Он хватается за телефон, звонит своей подружке-модели, пытается говорить спокойным голосом:
– Вечером я не смог, моя прелесть… Это не по моей вине, лапочка… Конечно, я понимаю, твой день рождения… Клянусь тебе, нет… Дай мне объяснить… Конечно, ты можешь так думать, но я… Дело в том… Жди меня, я немедленно выезжаю.
Он вешает трубку, бросается к умывальнику, моет лицо без мыла и чистит зубы без пасты, меняет рубашку, схватив, какую попало, вылетает из дома как угорелый, паникуя, как ученик, опаздывающий в класс, и на бегу проводит расческой по волосам.
– Должно быть, это был единственный случай, когда Нарсисо Барраган вышел из дому, не проведя продолжительного времени перед зеркалом…

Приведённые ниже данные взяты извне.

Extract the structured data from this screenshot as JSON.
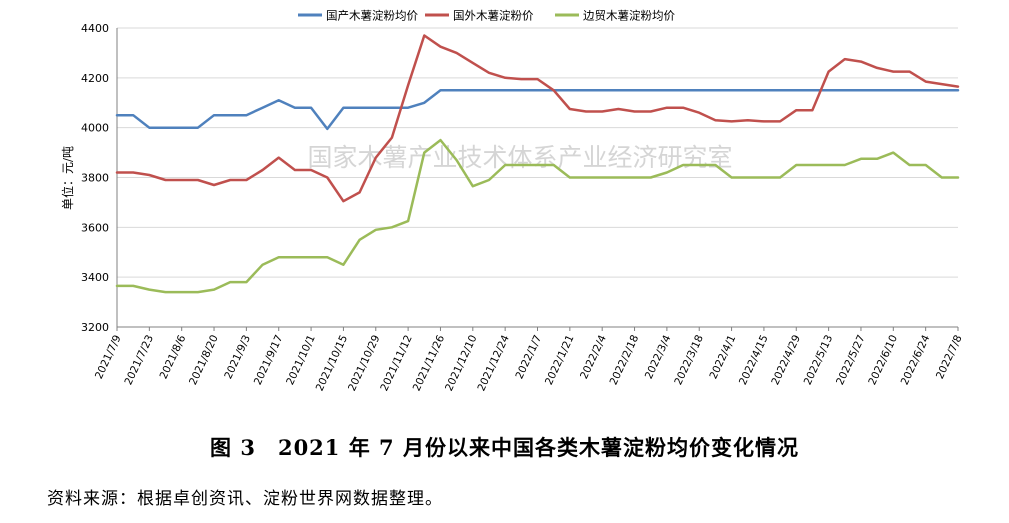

– Это правда. Он был в такой спешке и в такой ярости, что никому «до свиданья» не сказал, даже своему отражению.
Он заводит свой несравненный «Линкольн» и жмет на газ, заставляя машину мчаться с реактивной скоростью. Она проносится по Зажигалке, как фиолетовый болид, сметая бампером мешки с песком, еще не убранные соседями. Он покрывает километр за километром, не глядя на светофоры и дорожные знаки.
Лучи солнца раскаляют «Линкольн» и Нарсисо, он поджаривается внутри машины и чувствует дурноту от застоявшегося запаха собственных духов, – тогда он открывает все четыре окна и впускает ветер, мощный поток воздуха врывается, унося усталость и дурное воспоминание о прошедшей ночи.
Нарсисо въезжает в пригородный жилой квартал: улицы, затененные гуаландаями,[48] редкое движение, палисадники, засаженные оранжевыми бугенвиллеями и фуксиями. Он ничего не видит и не думает ни о чем, кроме спасительной начальной фразы, способной преодолеть негодование женщины, попусту прождавшей его всю ночь.
Если сказать ей правду, она не поверит, если соврать – не простит. Как объяснить ей, такой тонкой, изящной и цивилизованной, – он заставил ее ждать лишь потому, что не мог вырваться от своей ведьмы-сестрицы, державшей его под прицелом?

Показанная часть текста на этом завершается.